Why are lasers more useful for cutting and similar tasks than non-coherent light? I'm working a lot with lasers the last few years, and trying to understand the basics. So some of what I say next may be wrong or partially correct - if I find that out, that will be valuable.
As I understand it, a laser is a light source (these days it might well be a diode) where the frequency and phase of the light is coherent. If you use suitable optics, you can then make a parallel beam which can then be focused onto a spot. If the spot is small enough and the power high enough, that beam can then be used for applications such as cutting, basically because it heats the surface it falls on to very high temperatures.
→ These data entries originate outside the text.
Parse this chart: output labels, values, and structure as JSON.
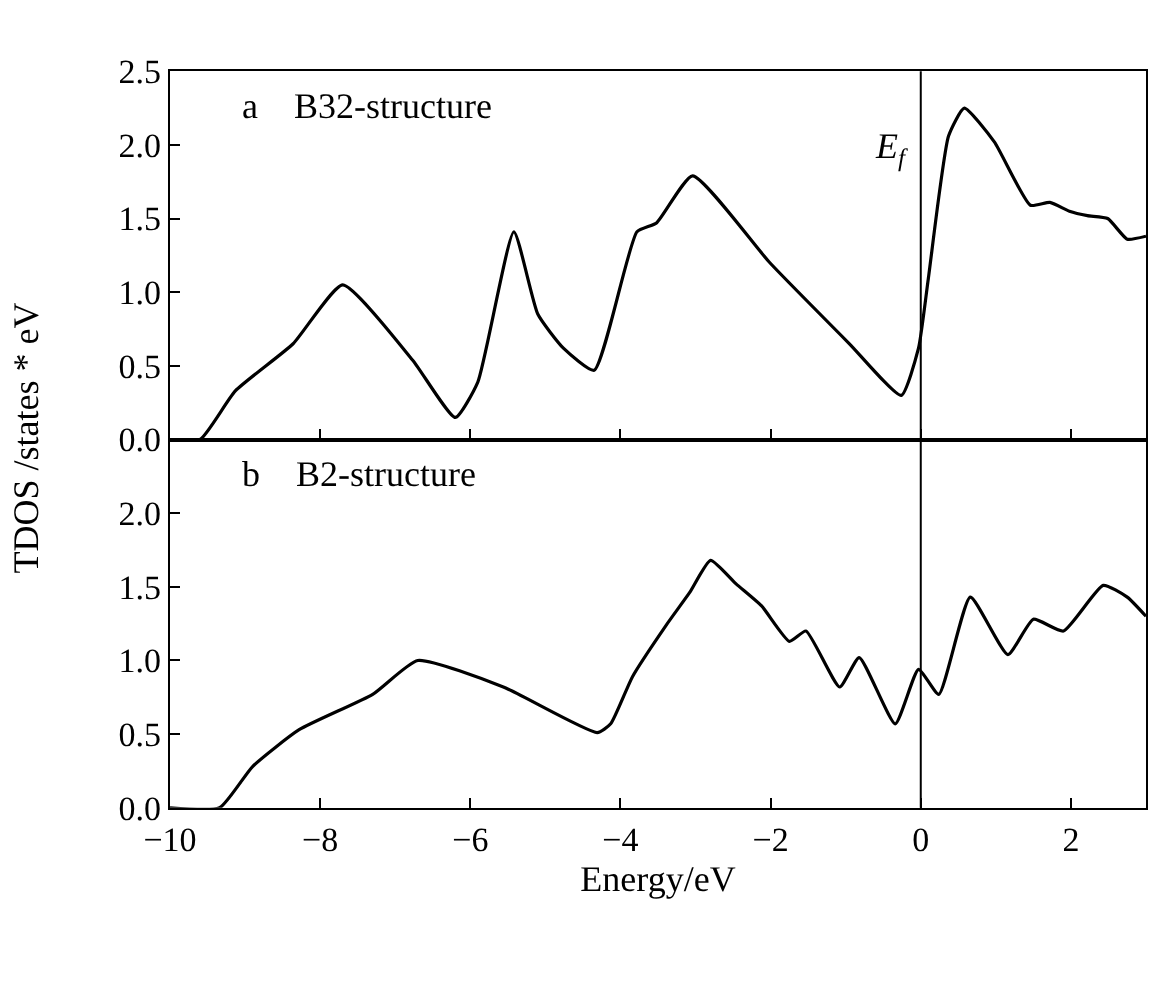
{
  "chart_data": [
    {
      "type": "line",
      "ylabel": "TDOS /states * eV",
      "annotations": [
        "a    B32-structure"
      ],
      "tick_labels": "y",
      "grid": false,
      "marker": "none",
      "line_style": "solid",
      "xlim": [
        -10,
        3
      ],
      "ylim": [
        0,
        2.5
      ],
      "yticks": [
        {
          "value": 0,
          "label": "0.0"
        },
        {
          "value": 0.5,
          "label": "0.5"
        },
        {
          "value": 1,
          "label": "1.0"
        },
        {
          "value": 1.5,
          "label": "1.5"
        },
        {
          "value": 2,
          "label": "2.0"
        },
        {
          "value": 2.5,
          "label": "2.5"
        }
      ],
      "xticks": [
        -10,
        -8,
        -6,
        -4,
        -2,
        0,
        2
      ],
      "ref_lines": [
        {
          "axis": "x",
          "value": 0,
          "label": "E$_{f}$",
          "color": "#000000"
        }
      ],
      "series": [
        {
          "color": "#000000",
          "x": [
            -10,
            -9.6,
            -9.13,
            -8.36,
            -7.7,
            -6.77,
            -6.2,
            -5.9,
            -5.42,
            -5.1,
            -4.76,
            -4.35,
            -3.78,
            -3.52,
            -3.04,
            -2.01,
            -0.95,
            -0.26,
            -0.03,
            0.1,
            0.37,
            0.58,
            0.98,
            1.46,
            1.72,
            1.98,
            2.22,
            2.49,
            2.75,
            3.0
          ],
          "values": [
            0,
            0,
            0.33,
            0.65,
            1.05,
            0.54,
            0.15,
            0.39,
            1.41,
            0.85,
            0.62,
            0.47,
            1.41,
            1.47,
            1.79,
            1.2,
            0.65,
            0.3,
            0.62,
            1.09,
            2.06,
            2.25,
            2.02,
            1.59,
            1.61,
            1.55,
            1.52,
            1.5,
            1.36,
            1.38
          ]
        }
      ]
    },
    {
      "type": "line",
      "xlabel": "Energy/eV",
      "annotations": [
        "b    B2-structure"
      ],
      "grid": false,
      "marker": "none",
      "line_style": "solid",
      "xlim": [
        -10,
        3
      ],
      "ylim": [
        0,
        2.5
      ],
      "yticks": [
        {
          "value": 0,
          "label": "0.0"
        },
        {
          "value": 0.5,
          "label": "0.5"
        },
        {
          "value": 1,
          "label": "1.0"
        },
        {
          "value": 1.5,
          "label": "1.5"
        },
        {
          "value": 2,
          "label": "2.0"
        }
      ],
      "xticks": [
        {
          "value": -10,
          "label": "−10"
        },
        {
          "value": -8,
          "label": "−8"
        },
        {
          "value": -6,
          "label": "−6"
        },
        {
          "value": -4,
          "label": "−4"
        },
        {
          "value": -2,
          "label": "−2"
        },
        0,
        2
      ],
      "ref_lines": [
        {
          "axis": "x",
          "value": 0,
          "label": null,
          "color": "#000000"
        }
      ],
      "series": [
        {
          "color": "#000000",
          "x": [
            -10,
            -9.34,
            -8.9,
            -8.28,
            -7.3,
            -6.7,
            -5.56,
            -4.31,
            -4.13,
            -3.84,
            -3.39,
            -3.08,
            -2.8,
            -2.46,
            -2.12,
            -1.75,
            -1.53,
            -1.08,
            -0.82,
            -0.34,
            -0.03,
            0.24,
            0.66,
            1.16,
            1.5,
            1.9,
            2.43,
            2.75,
            3.0
          ],
          "values": [
            0,
            0,
            0.28,
            0.53,
            0.77,
            1.0,
            0.82,
            0.51,
            0.57,
            0.89,
            1.24,
            1.46,
            1.68,
            1.52,
            1.37,
            1.13,
            1.2,
            0.82,
            1.02,
            0.57,
            0.94,
            0.77,
            1.43,
            1.04,
            1.28,
            1.2,
            1.51,
            1.43,
            1.3
          ]
        }
      ]
    }
  ]
}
My question is this : couldn't you do the same thing with (for instance) a high power LED? You can certainly have a fairly narrow band of frequencies from a non-laser, if that makes optics design easier. So why, then, do we favour lasers for this kind of application? Why do we prefer the light to also be phase-coherent?
 A: Laser light has an important property: it's initially (in the cavity) very well collimated. If the exit aperture of the cavity is large enough, then the beam remains collimated, which makes it easy to focus it to a very small spot (on the order of wavelength). If the aperture is so small that beam diverges considerably, this means that the aperture has the size on the order of wavelength, which makes the light source basically point-like. Such a beam can be collimated easily, and the resulting collimated beam can be focused* to a spot with size similar to that of the aperture.
An incoherent light source, OTOH, is usually much larger than wavelength of light it emits. The result is that, due to conservation of étendue, such light can't be focused to a spot smaller than the size of the light source, and thus its power density can't compete with that of a laser of similar power output.

*Of course you don't have to first collimate and then focus, this can be done in one step by correct placement of the lens.
A: The acronym LASER is short for "light amplification by stimulated emission of radiation". The stimulation part is important, because this way we are able to obtain high energy densities. In contrast to a light bulb or a LED, the laser beam is also rather directional. This enables us to focus the beam onto "small" spot sizes. Thereby the energy density increases further.
As Jon Custer already pointed out, the coherence is not really that important. A $CO_2$ laser is not particular coherent. However, it efficiently uses the available power and transfers it into the laser modes -- all high power lasers must by multi-mode, because the population inversion factor can't be larger than $1/2$.